No need to panic about the deficit and debt.
Our grandchildren have our backs. Soon as they can talk, they will assure us so.
We will tell future generations the pandemic unfurled a spree when most every pot had to be filled with a chicken. Had to do it.
What they will wonder – and what we wonder today – is how we uncoupled ourselves from government temptation to keep the firehose thundering. Answers are not forthcoming.
As we approach the fifth month of unfettered national largesse, abetted by provincial generosity and municipal beneficence, we can safely conclude our elected officials love pleasing us with our heirs’ money.
Now the question is how this triage turns into stimulation of the economy.
The “snapshot” of the economy provided in recent days by Finance Minister Bill Morneau skips past that. It sets out a best-case scenario of a $343 billion deficit, heavily borrowed upon, and a $1 trillion debt, heavily wagered upon. But it gives no glimpse of the remedies ahead.
There are three sectors of the economy intersecting with government (let’s be honest, taxpayer) assistance: those who need help, those who do not need help, and those it will not help. To date programs have likely kept terrible businesses alive and failed to keep excellent businesses afloat; such is the plight of hundreds of billions of dollars let off the leash, bound to roam, sniff and soil whatever is in sight.
We have seen a lot of TikTok in the pandemic, but there is a tick-tock we need to attend. It’s coming from the clock on the CEWS, the Canadian Emergency Wage Subsidy program that subsidizes three-quarters of a wage up to $847 weekly. It’s due to expire at the end of August and it is not too soon to recognize it will be needed far longer.
Businesses were slow to download the program, but Canada should be very slow to offload it. There are few signs of a recovered economy in the meagre reopening, the hot mess with our major trading partner to the south, and the unintended consequence of the CERB, the Canadian Emergency Response Benefit, in planting doubt on the value of returning to work. The tragic irony is that the doubts linger mainly with young people, the most economically damaged by the pandemic with the harder road back to employment.
These dual quandaries – extending a business subsidy, presumably with conditions, and mitigating an individual benefit, also presumably with conditions – are the beguiling subplots for a federal government that has in recent days spun the staggering spending numbers by saying this is not the time to focus on them. It is, in the finance minister’s view, time to talk about saving jobs.
Well, fair enough, so in the interests of the workforce, extend CEWS to bolster demand and rein in CERB to bolster supply.
But let’s also start the path to granular support. Certain sectors will recover more steadily and reliably, certain ones will take longer. Get some specific programs in place to demonstrate that there is a stability and predictability upon which to count. Tailor support, broker some tax incentives, encourage manageable risk in the system – in other words, rekindle a startup culture widely to reflect the reinvention that many sectors are undergoing.
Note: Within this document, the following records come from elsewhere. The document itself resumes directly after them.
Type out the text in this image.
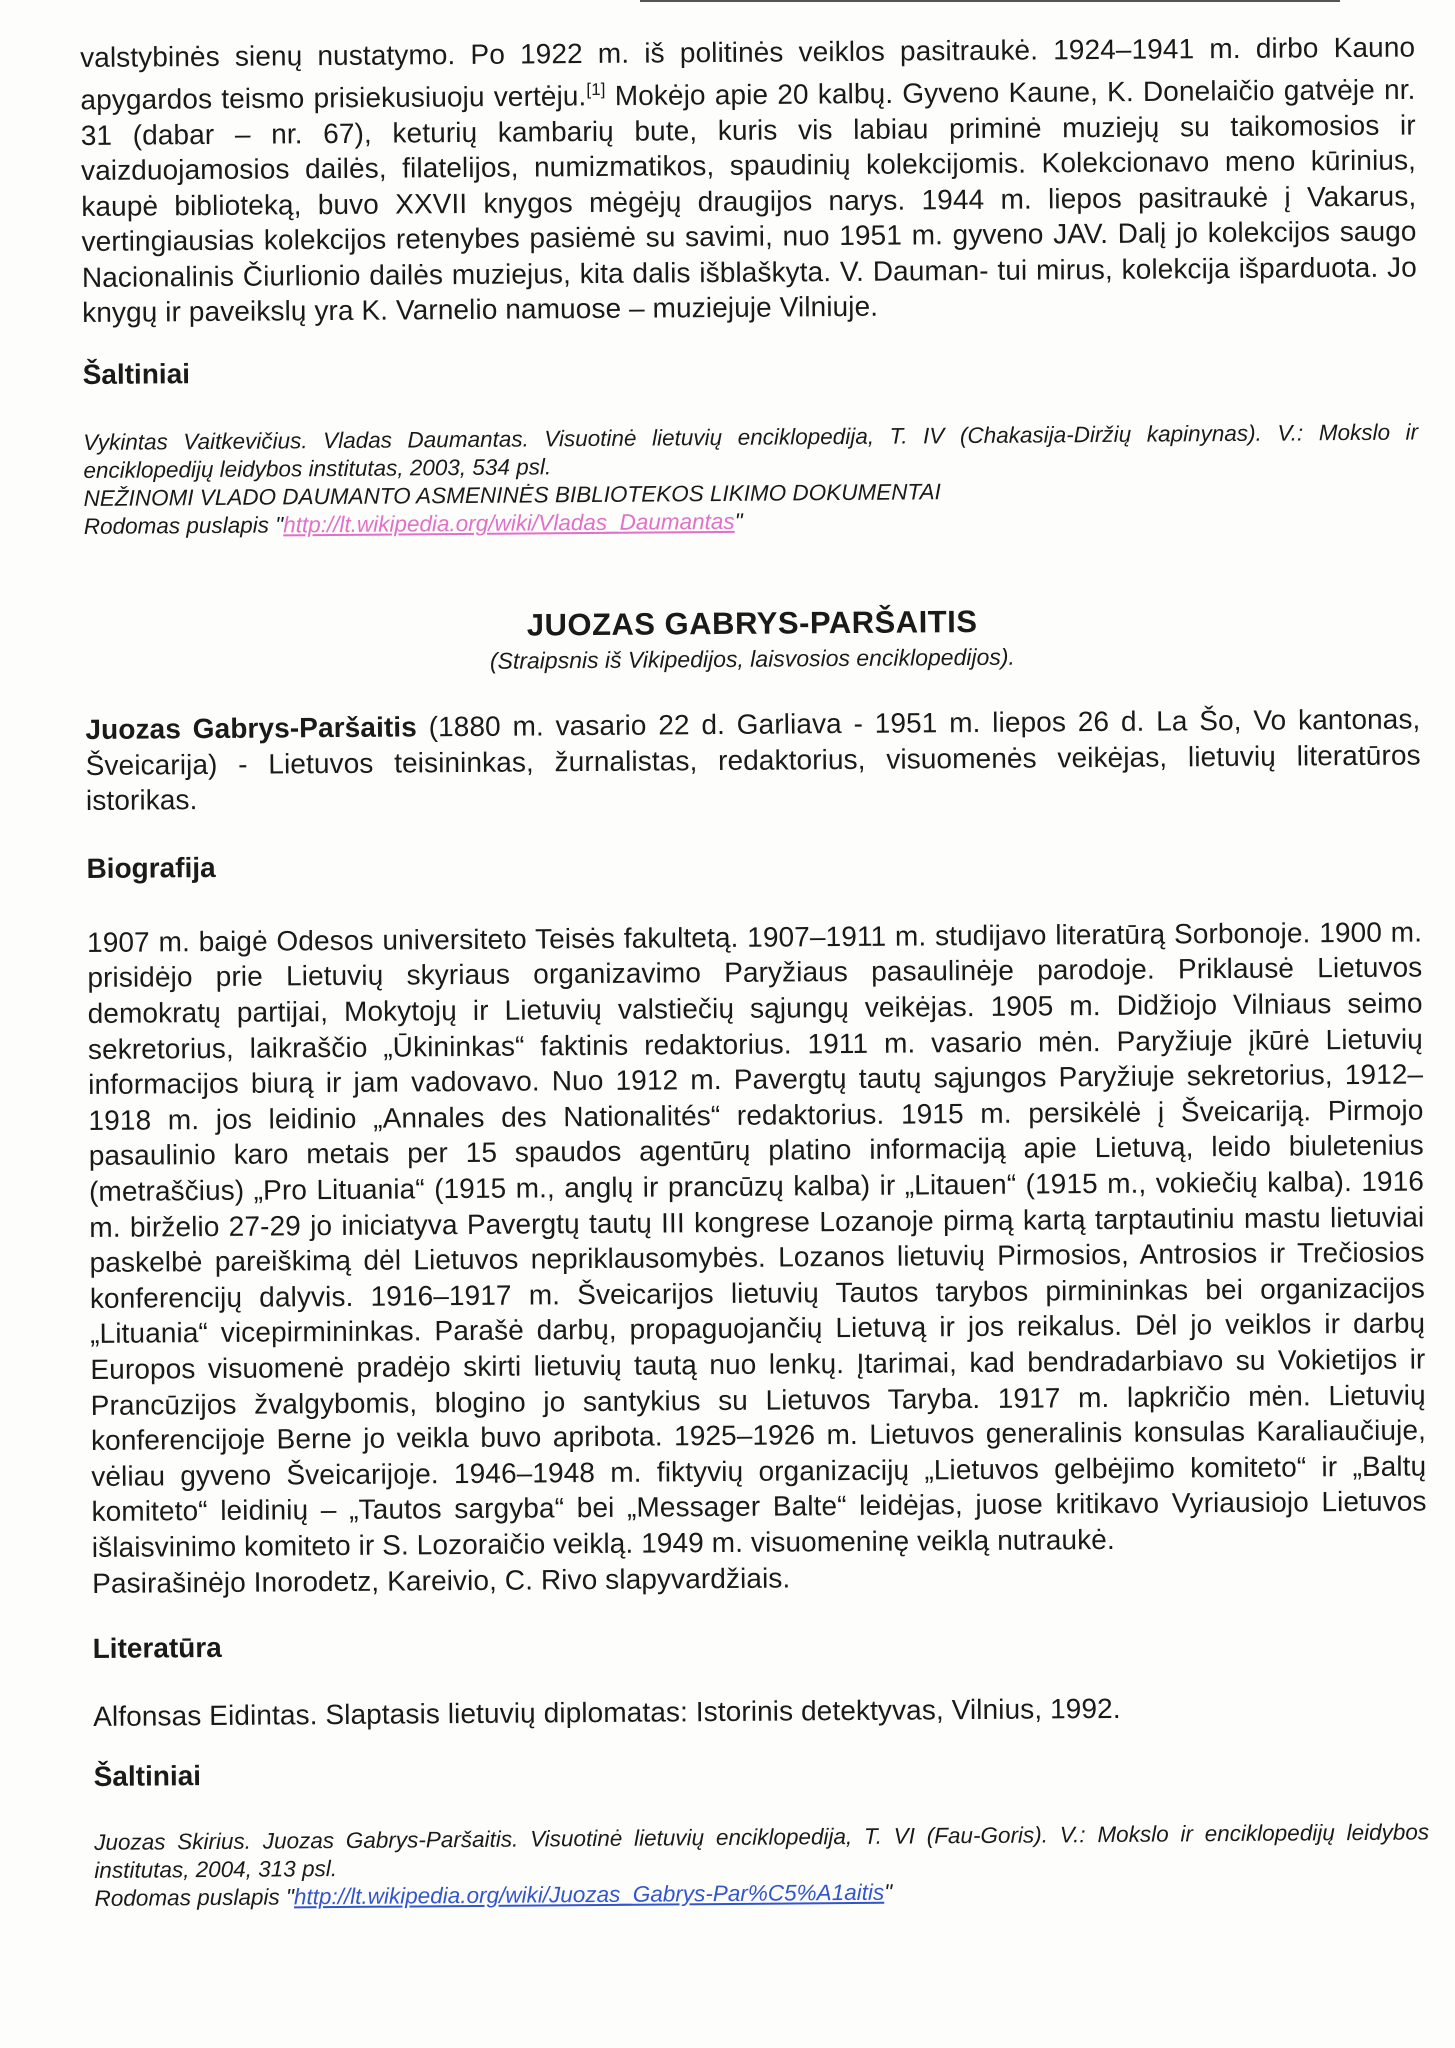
valstybinės sienų nustatymo. Po 1922 m. iš politinės veiklos pasitraukė. 1924–1941 m. dirbo Kauno apygardos teismo prisiekusiuoju vertėju.[1] Mokėjo apie 20 kalbų. Gyveno Kaune, K. Donelaičio gatvėje nr. 31 (dabar – nr. 67), keturių kambarių bute, kuris vis labiau priminė muziejų su taikomosios ir vaizduojamosios dailės, filatelijos, numizmatikos, spaudinių kolekcijomis. Kolekcionavo meno kūrinius, kaupė biblioteką, buvo XXVII knygos mėgėjų draugijos narys. 1944 m. liepos pasitraukė į Vakarus, vertingiausias kolekcijos retenybes pasiėmė su savimi, nuo 1951 m. gyveno JAV. Dalį jo kolekcijos saugo Nacionalinis Čiurlionio dailės muziejus, kita dalis išblaškyta. V. Dauman- tui mirus, kolekcija išparduota. Jo knygų ir paveikslų yra K. Varnelio namuose – muziejuje Vilniuje.

Šaltiniai

Vykintas Vaitkevičius. Vladas Daumantas. Visuotinė lietuvių enciklopedija, T. IV (Chakasija-Diržių kapinynas). V.: Mokslo ir enciklopedijų leidybos institutas, 2003, 534 psl.

NEŽINOMI VLADO DAUMANTO ASMENINĖS BIBLIOTEKOS LIKIMO DOKUMENTAI

Rodomas puslapis "http://lt.wikipedia.org/wiki/Vladas_Daumantas"

JUOZAS GABRYS-PARŠAITIS

(Straipsnis iš Vikipedijos, laisvosios enciklopedijos).

Juozas Gabrys-Paršaitis (1880 m. vasario 22 d. Garliava - 1951 m. liepos 26 d. La Šo, Vo kantonas, Šveicarija) - Lietuvos teisininkas, žurnalistas, redaktorius, visuomenės veikėjas, lietuvių literatūros istorikas.

Biografija

1907 m. baigė Odesos universiteto Teisės fakultetą. 1907–1911 m. studijavo literatūrą Sorbonoje. 1900 m. prisidėjo prie Lietuvių skyriaus organizavimo Paryžiaus pasaulinėje parodoje. Priklausė Lietuvos demokratų partijai, Mokytojų ir Lietuvių valstiečių sąjungų veikėjas. 1905 m. Didžiojo Vilniaus seimo sekretorius, laikraščio „Ūkininkas“ faktinis redaktorius. 1911 m. vasario mėn. Paryžiuje įkūrė Lietuvių informacijos biurą ir jam vadovavo. Nuo 1912 m. Pavergtų tautų sąjungos Paryžiuje sekretorius, 1912–1918 m. jos leidinio „Annales des Nationalités“ redaktorius. 1915 m. persikėlė į Šveicariją. Pirmojo pasaulinio karo metais per 15 spaudos agentūrų platino informaciją apie Lietuvą, leido biuletenius (metraščius) „Pro Lituania“ (1915 m., anglų ir prancūzų kalba) ir „Litauen“ (1915 m., vokiečių kalba). 1916 m. birželio 27-29 jo iniciatyva Pavergtų tautų III kongrese Lozanoje pirmą kartą tarptautiniu mastu lietuviai paskelbė pareiškimą dėl Lietuvos nepriklausomybės. Lozanos lietuvių Pirmosios, Antrosios ir Trečiosios konferencijų dalyvis. 1916–1917 m. Šveicarijos lietuvių Tautos tarybos pirmininkas bei organizacijos „Lituania“ vicepirmininkas. Parašė darbų, propaguojančių Lietuvą ir jos reikalus. Dėl jo veiklos ir darbų Europos visuomenė pradėjo skirti lietuvių tautą nuo lenkų. Įtarimai, kad bendradarbiavo su Vokietijos ir Prancūzijos žvalgybomis, blogino jo santykius su Lietuvos Taryba. 1917 m. lapkričio mėn. Lietuvių konferencijoje Berne jo veikla buvo apribota. 1925–1926 m. Lietuvos generalinis konsulas Karaliaučiuje, vėliau gyveno Šveicarijoje. 1946–1948 m. fiktyvių organizacijų „Lietuvos gelbėjimo komiteto“ ir „Baltų komiteto“ leidinių – „Tautos sargyba“ bei „Messager Balte“ leidėjas, juose kritikavo Vyriausiojo Lietuvos išlaisvinimo komiteto ir S. Lozoraičio veiklą. 1949 m. visuomeninę veiklą nutraukė.

Pasirašinėjo Inorodetz, Kareivio, C. Rivo slapyvardžiais.

Literatūra

Alfonsas Eidintas. Slaptasis lietuvių diplomatas: Istorinis detektyvas, Vilnius, 1992.

Šaltiniai

Juozas Skirius. Juozas Gabrys-Paršaitis. Visuotinė lietuvių enciklopedija, T. VI (Fau-Goris). V.: Mokslo ir enciklopedijų leidybos institutas, 2004, 313 psl.

Rodomas puslapis "http://lt.wikipedia.org/wiki/Juozas_Gabrys-Par%C5%A1aitis"
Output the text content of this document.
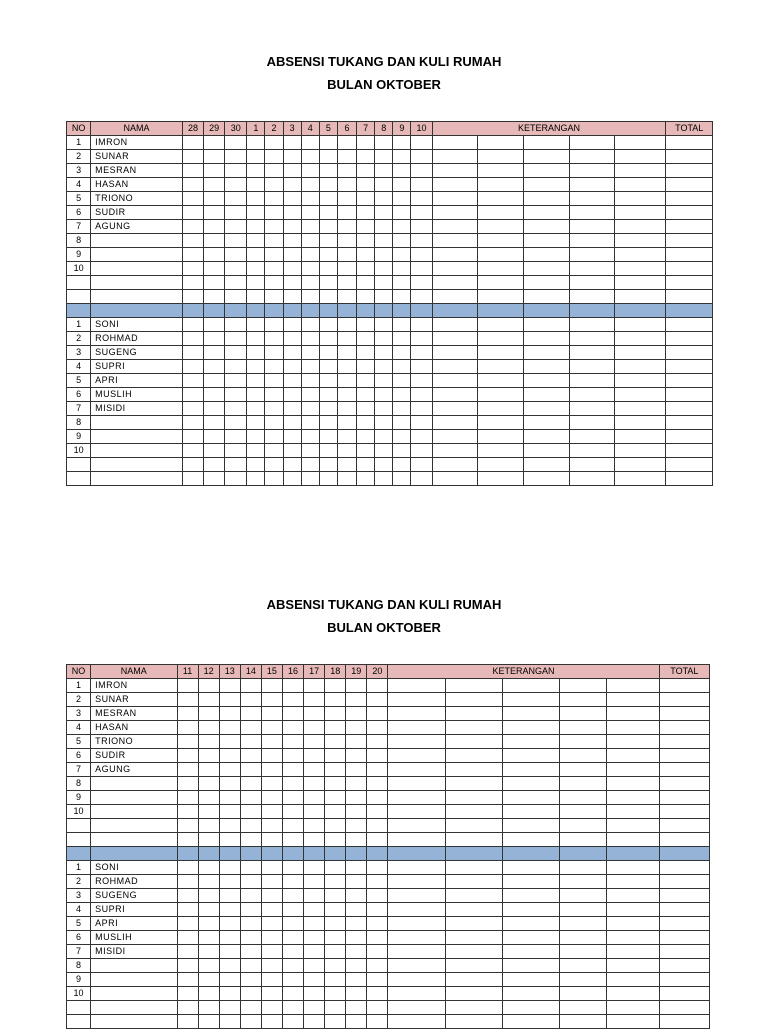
ABSENSI TUKANG DAN KULI RUMAH
BULAN OKTOBER
NO	NAMA	28	29	30	1	2	3	4	5	6	7	8	9	10	KETERANGAN					TOTAL
1	IMRON																			
2	SUNAR																			
3	MESRAN																			
4	HASAN																			
5	TRIONO																			
6	SUDIR																			
7	AGUNG																			
8																				
9																				
10																				

1	SONI																			
2	ROHMAD																			
3	SUGENG																			
4	SUPRI																			
5	APRI																			
6	MUSLIH																			
7	MISIDI																			
8																				
9																				
10																				

ABSENSI TUKANG DAN KULI RUMAH
BULAN OKTOBER
NO	NAMA	11	12	13	14	15	16	17	18	19	20	KETERANGAN					TOTAL
1	IMRON																
2	SUNAR																
3	MESRAN																
4	HASAN																
5	TRIONO																
6	SUDIR																
7	AGUNG																
8																	
9																	
10																	

1	SONI																
2	ROHMAD																
3	SUGENG																
4	SUPRI																
5	APRI																
6	MUSLIH																
7	MISIDI																
8																	
9																	
10																	
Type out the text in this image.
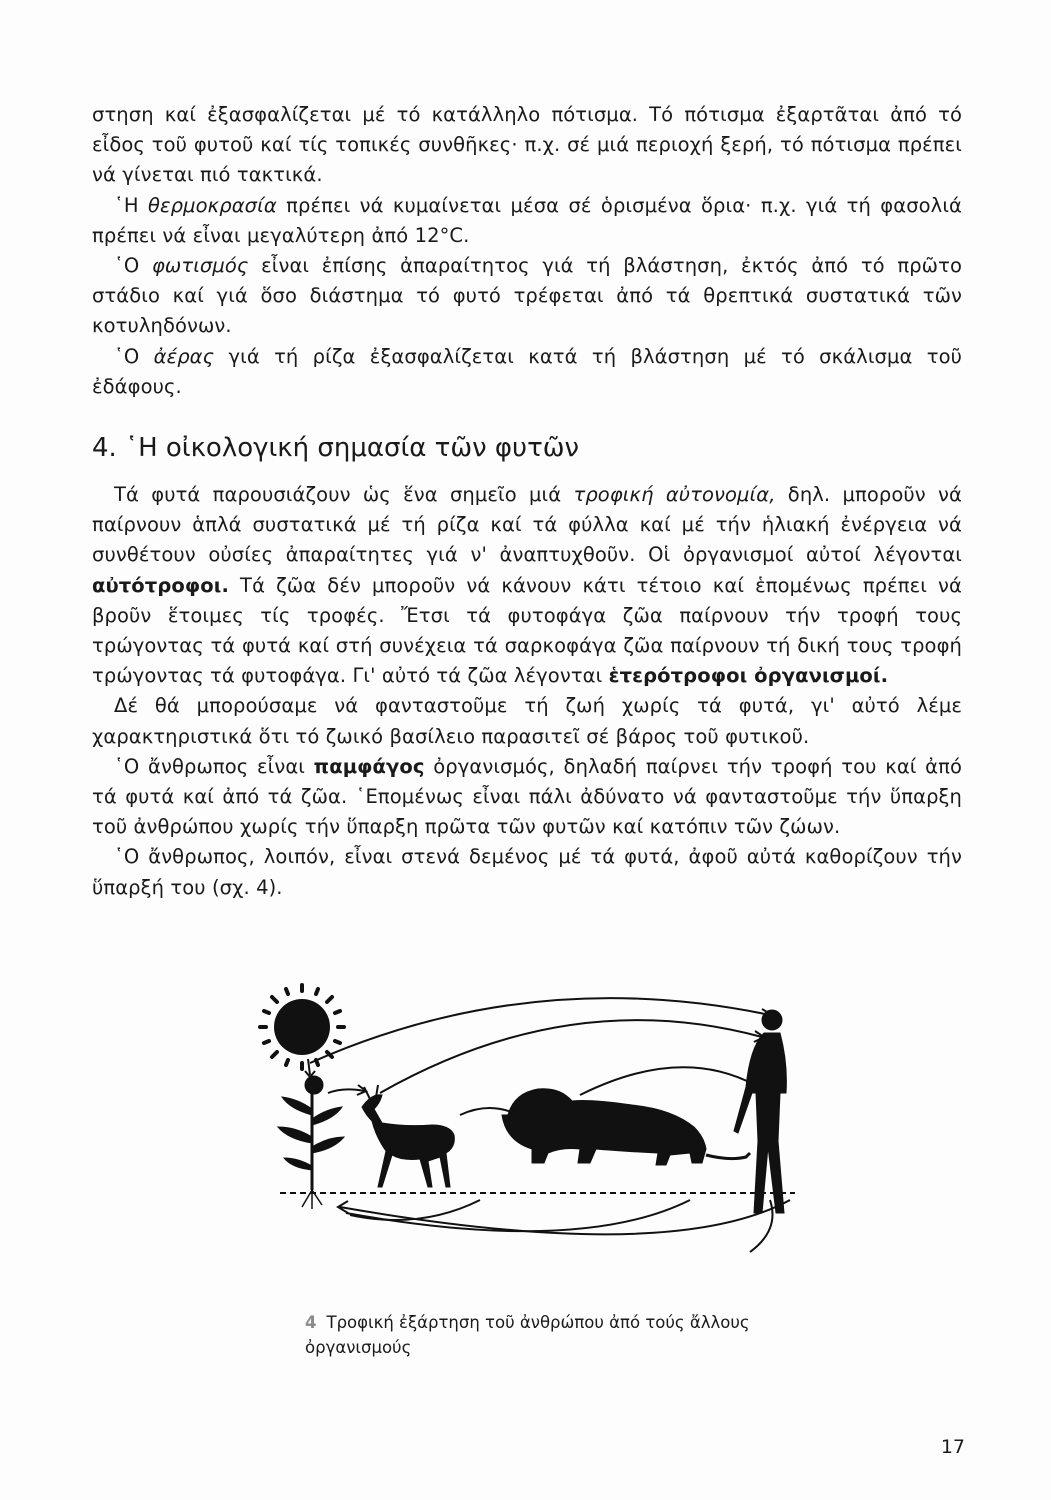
στηση καί ἐξασφαλίζεται μέ τό κατάλληλο πότισμα. Τό πότισμα ἐξαρτᾶται ἀπό τό εἶδος τοῦ φυτοῦ καί τίς τοπικές συνθῆκες· π.χ. σέ μιά περιοχή ξερή, τό πότισμα πρέπει νά γίνεται πιό τακτικά.

῾Η θερμοκρασία πρέπει νά κυμαίνεται μέσα σέ ὁρισμένα ὅρια· π.χ. γιά τή φασολιά πρέπει νά εἶναι μεγαλύτερη ἀπό 12°C.

῾Ο φωτισμός εἶναι ἐπίσης ἀπαραίτητος γιά τή βλάστηση, ἐκτός ἀπό τό πρῶτο στάδιο καί γιά ὅσο διάστημα τό φυτό τρέφεται ἀπό τά θρεπτικά συστατικά τῶν κοτυληδόνων.

῾Ο ἀέρας γιά τή ρίζα ἐξασφαλίζεται κατά τή βλάστηση μέ τό σκάλισμα τοῦ ἐδάφους.

4. ῾Η οἰκολογική σημασία τῶν φυτῶν

Τά φυτά παρουσιάζουν ὡς ἕνα σημεῖο μιά τροφική αὐτονομία, δηλ. μποροῦν νά παίρνουν ἁπλά συστατικά μέ τή ρίζα καί τά φύλλα καί μέ τήν ἡλιακή ἐνέργεια νά συνθέτουν οὐσίες ἀπαραίτητες γιά ν' ἀναπτυχθοῦν. Οἱ ὀργανισμοί αὐτοί λέγονται αὐτότροφοι. Τά ζῶα δέν μποροῦν νά κάνουν κάτι τέτοιο καί ἑπομένως πρέπει νά βροῦν ἕτοιμες τίς τροφές. Ἔτσι τά φυτοφάγα ζῶα παίρνουν τήν τροφή τους τρώγοντας τά φυτά καί στή συνέχεια τά σαρκοφάγα ζῶα παίρνουν τή δική τους τροφή τρώγοντας τά φυτοφάγα. Γι' αὐτό τά ζῶα λέγονται ἑτερότροφοι ὀργανισμοί.

Δέ θά μπορούσαμε νά φανταστοῦμε τή ζωή χωρίς τά φυτά, γι' αὐτό λέμε χαρακτηριστικά ὅτι τό ζωικό βασίλειο παρασιτεῖ σέ βάρος τοῦ φυτικοῦ.

῾Ο ἄνθρωπος εἶναι παμφάγος ὀργανισμός, δηλαδή παίρνει τήν τροφή του καί ἀπό τά φυτά καί ἀπό τά ζῶα. ῾Επομένως εἶναι πάλι ἀδύνατο νά φανταστοῦμε τήν ὕπαρξη τοῦ ἀνθρώπου χωρίς τήν ὕπαρξη πρῶτα τῶν φυτῶν καί κατόπιν τῶν ζώων.

῾Ο ἄνθρωπος, λοιπόν, εἶναι στενά δεμένος μέ τά φυτά, ἀφοῦ αὐτά καθορίζουν τήν ὕπαρξή του (σχ. 4).

4 Τροφική ἐξάρτηση τοῦ ἀνθρώπου ἀπό τούς ἄλλους ὀργανισμούς
17
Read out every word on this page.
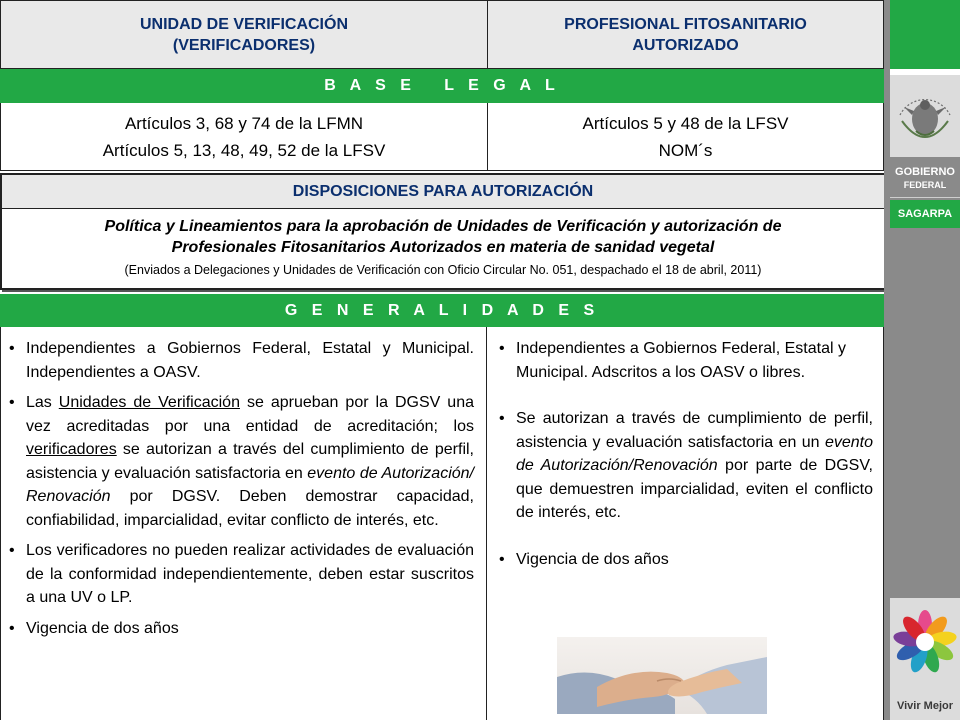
UNIDAD DE VERIFICACIÓN
(VERIFICADORES)
PROFESIONAL FITOSANITARIO
AUTORIZADO
B A S E   L E G A L
Artículos 3, 68 y 74 de la LFMN
Artículos 5, 13, 48, 49, 52 de la LFSV
Artículos 5 y 48 de la LFSV
NOM´s
DISPOSICIONES PARA AUTORIZACIÓN
Política y Lineamientos para la aprobación de Unidades de Verificación y autorización de
Profesionales Fitosanitarios Autorizados en materia de sanidad vegetal
(Enviados a Delegaciones y Unidades de Verificación con Oficio Circular No. 051, despachado el 18 de abril, 2011)
G E N E R A L I D A D E S
• Independientes a Gobiernos Federal, Estatal y Municipal. Independientes a OASV.
• Las Unidades de Verificación se aprueban por la DGSV una vez acreditadas por una entidad de acreditación; los verificadores se autorizan a través del cumplimiento de perfil, asistencia y evaluación satisfactoria en evento de Autorización/ Renovación por DGSV. Deben demostrar capacidad, confiabilidad, imparcialidad, evitar conflicto de interés, etc.
• Los verificadores no pueden realizar actividades de evaluación de la conformidad independientemente, deben estar suscritos a una UV o LP.
• Vigencia de dos años
• Independientes a Gobiernos Federal, Estatal y Municipal. Adscritos a los OASV o libres.
• Se autorizan a través de cumplimiento de perfil, asistencia y evaluación satisfactoria en un evento de Autorización/Renovación por parte de DGSV, que demuestren imparcialidad, eviten el conflicto de interés, etc.
• Vigencia de dos años
GOBIERNO
FEDERAL
SAGARPA
Vivir Mejor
Few expect a return to February, so six months later, let’s stop pretending we can.
And let’s be sanguine while we are also in a relative advantage as a country on the coronavirus: we have no reason to doubt we won’t be smacked down by subsequent waves inflicted or self-inflicted. While we’re in the business of usurping the financial flexibility of subsequent generations, let’s get a guarantee that the insurance is there for the pre-vaccine period.
The period we are in of not just coping, but living with COVID-19 is also an opportunity to be planning with COVID-19. It isn’t going away, nor should the support necessary to keep our noses above water with the many waves.
To the mandarinate of Ottawa and Victoria, you’ve done reasonably well to prevent the disaster from becoming a catastrophe. Now it is time for your economic engineering to inspire another step – to prevent stasis from setting in, to incentivize innovation, to appeal to the country to rebuild.
But, much as it might seem a weakness of will, when there is any uncertainty about the availability of the net, you can hardly expect employers to walk the tightrope.
Kirk LaPointe is publisher and editor-in-chief of Business in Vancouver and vice-president, editorial, of Glacier Media.